Fast Company
- Winter 2023 cover, featuring Marques Brownlee
- Editor: Brendan Vaughan
- Categories: Business magazine
- Frequency: Quarterly
- Publisher: Fast Company, Inc.
- Total circulation: 757,858 (June 2012)
- First issue: November 1995
- Company: Mansueto Ventures
- Country: USA
- Language: English
- Website: www.fastcompany.com
- ISSN: 1085-9241
- OCLC: 33444063

= Fast Company =

American business magazine

Fast Company is an American business magazine published monthly in print and online, focusing on technology, business, future of work and design. It releases six print issues annually, in addition to various ranking lists, podcasts, and newsletters.

==History==
Fast Company was founded in November 1995 by Alan Webber and Bill Taylor, both former Harvard Business Review editors, and publisher Mortimer Zuckerman. Early competitors included Red Herring, Business 2.0 and The Industry Standard.

In 1997, Fast Company created an online social network called the "Company of Friends", which led to the formation of numerous meeting groups. At its peak, Company of Friends comprised over 40,000 members across 120 cities, though membership declined to 8,000 by 2003.

In 2000, Zuckerman sold Fast Company to Gruner + Jahr, majority-owned by media giant Bertelsmann, for $550 million. The sale coincided with the dot-com bubble burst, resulting in substantial losses and a drop in circulation. Webber and Taylor departed in 2002, and John A. Byrne, formerly a senior writer and management editor at BusinessWeek, became the new editor. Under Byrne, the magazine received its first Gerald Loeb Award. However, the magazine couldn't overcome its financial decline following the dot-com bust. Despite not focusing specifically on Internet commerce, advertising pages decreased to one-third of their 2000 levels.

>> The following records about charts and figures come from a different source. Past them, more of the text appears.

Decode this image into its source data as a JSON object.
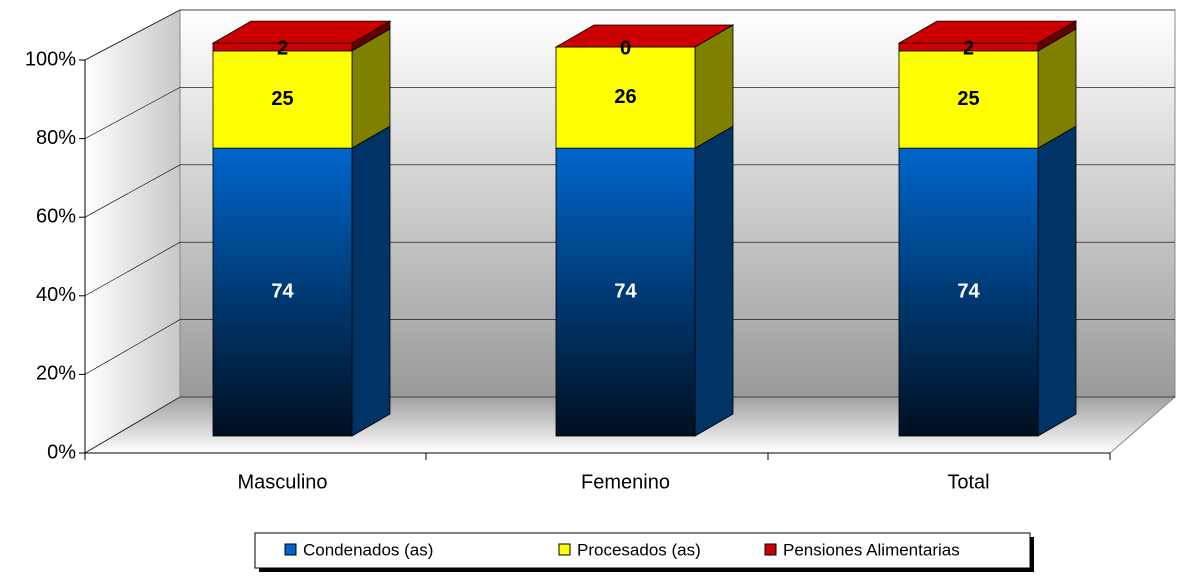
{
  "chart_data": {
    "type": "bar",
    "stacked": true,
    "categories": [
      "Masculino",
      "Femenino",
      "Total"
    ],
    "series": [
      {
        "name": "Condenados (as)",
        "color": "#0066cc",
        "values": [
          74,
          74,
          74
        ]
      },
      {
        "name": "Procesados (as)",
        "color": "#ffff00",
        "values": [
          25,
          26,
          25
        ]
      },
      {
        "name": "Pensiones Alimentarias",
        "color": "#cc0000",
        "values": [
          2,
          0,
          2
        ]
      }
    ],
    "ylim": [
      0,
      100
    ],
    "yticks": [
      {
        "value": 0,
        "label": "0%"
      },
      {
        "value": 20,
        "label": "20%"
      },
      {
        "value": 40,
        "label": "40%"
      },
      {
        "value": 60,
        "label": "60%"
      },
      {
        "value": 80,
        "label": "80%"
      },
      {
        "value": 100,
        "label": "100%"
      }
    ],
    "grid": true,
    "legend": "bottom"
  }
}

In 2005, Gruner + Jahr put the magazine, along with Inc. magazine, up for sale. Byrne contacted entrepreneur Joe Mansueto and assisted him in the acquisition. A bidding war ensued between The Economist and Mansueto's company, Mansueto Ventures. Mansueto, promising to keep Fast Company afloat, won the contest, acquiring both magazine titles for $35 million. As of March 2025, advertising sales make up 55 percent of the company's revenue.

Under former editor-in-chief Robert Safian, Fast Company was recognized by the American Society of Magazine Editors with the magazine of the year in 2014.

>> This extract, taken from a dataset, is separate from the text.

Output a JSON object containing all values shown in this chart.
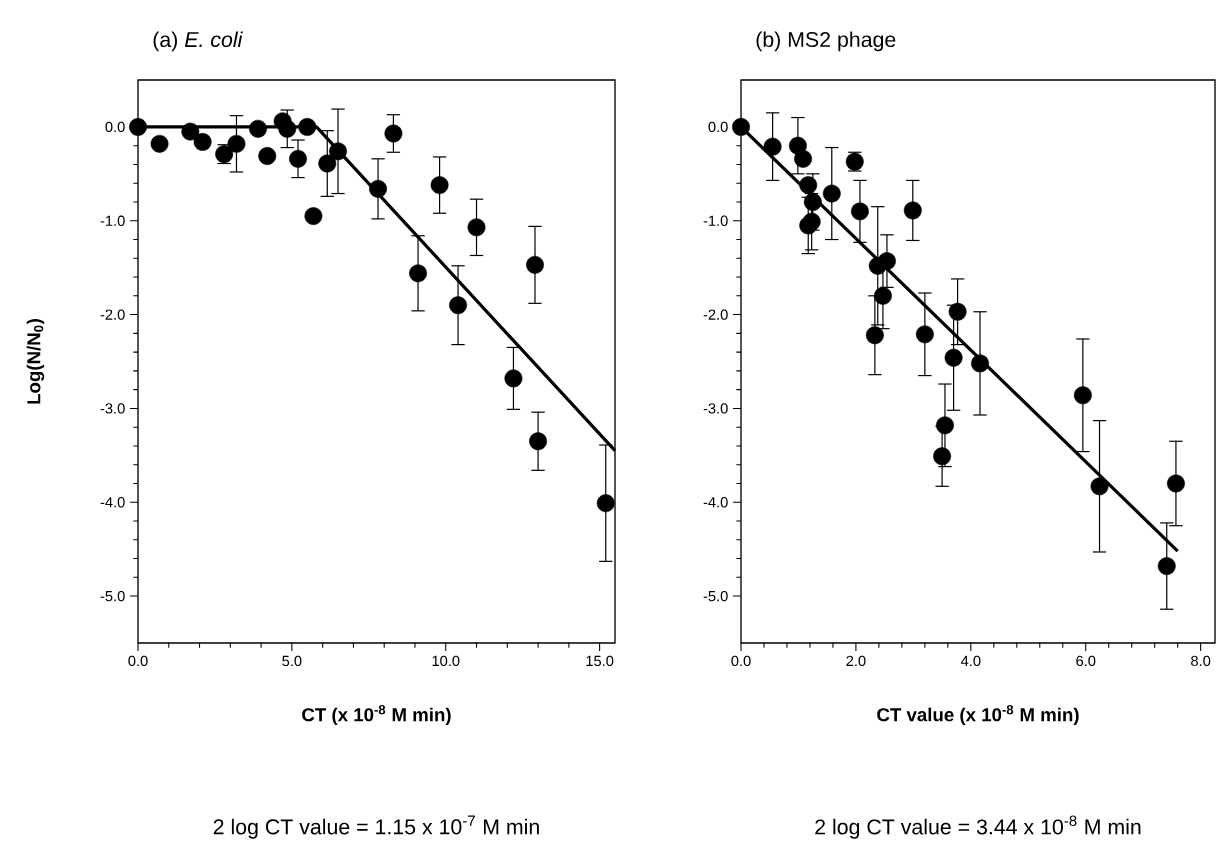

Stephanie Mehta was appointed editor-in-chief in February 2018, after having worked at Vanity Fair, Bloomberg, Fortune, and The Wall Street Journal. Fast Company is owned by Mansueto Ventures and has its headquarters in Manhattan.

In September 2022, the Fast Company website, fastcompany.com, was compromised in an attack, and racist messages were sent to Apple iPhones. The site was accessed to send push notifications that the company identified as "obscene and racist". Consequently, the site was taken offline for eight days.

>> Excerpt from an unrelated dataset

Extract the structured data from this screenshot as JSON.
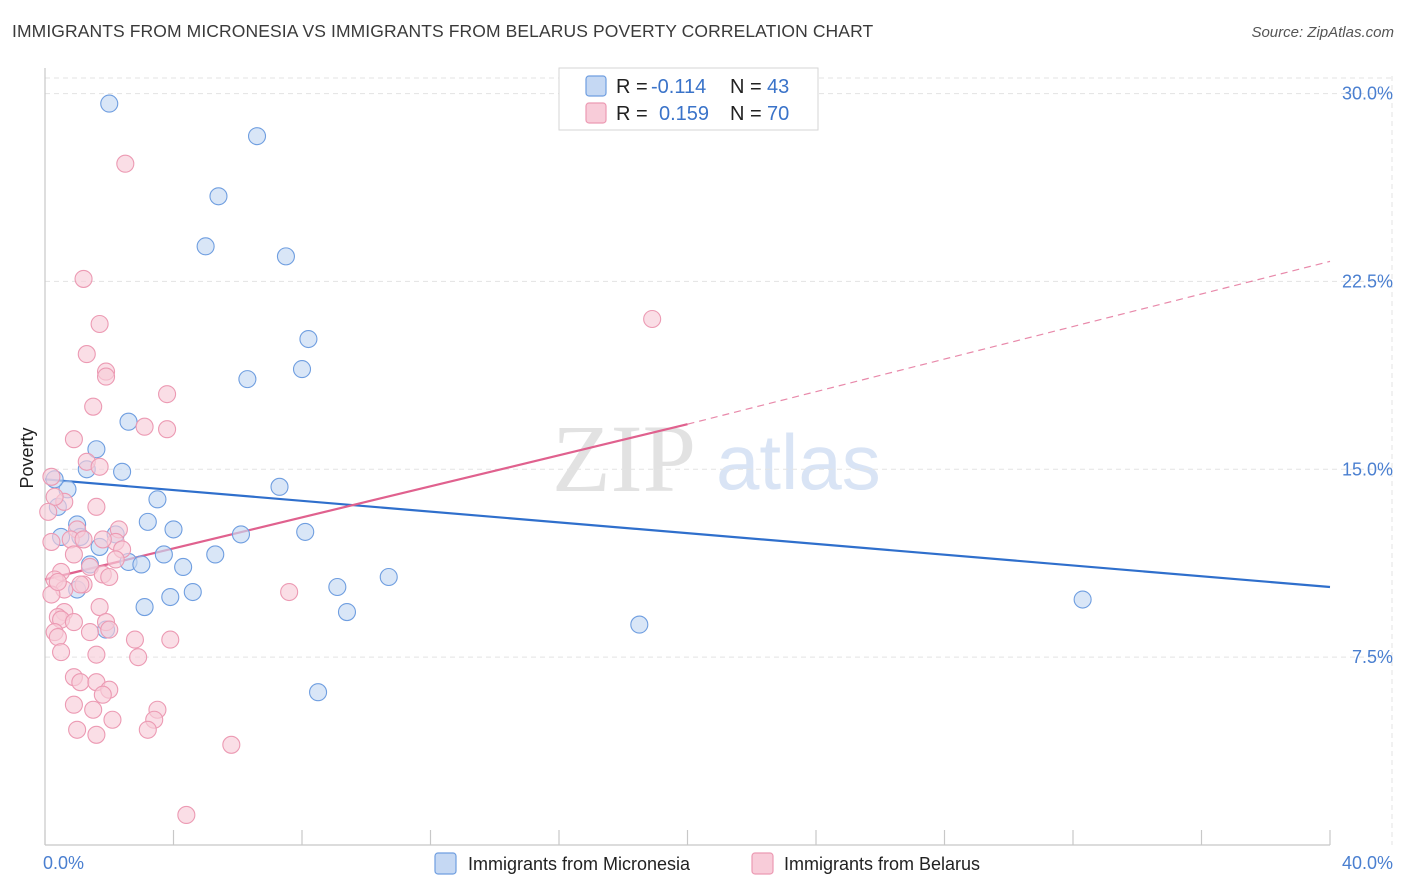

In March 2025, Fast Company and Inc. tightened their paywalls to grow consumer revenue amid traffic volatility, with four daily stories being reserved only for paying subscribers. Mehta said that "traffic is really fickle, and we have to find more ways to build a direct connection with our audiences." She also predicted Mansueto's consumer business (one-third of the company's overall annual revenue) to see double-digit growth in 2025. In June 2025, Mansueto Ventures laid off 13 employees, including numerous editors and reporters at Fast Company and Inc.

==Website==
Launched in 1995, FastCompany.com provides coverage of leadership and innovation in business, environmental and social issues, entertainment and marketing, and, through its Co.Design site, the intersection of business and design, spanning architecture to electronics and consumer products to fashion. Fast Company also previously managed sites called Co.Labs, Co.Exist, and Co.Create. Co.Exist and Co.Create were rebranded as Ideas and Entertainment sections in 2017. Co.Labs was discontinued in early 2015.

==Franchises==
Fast Company runs several franchises, including "Most Innovative Companies", "World Changing Ideas", "Innovation By Design", and "Most Creative People".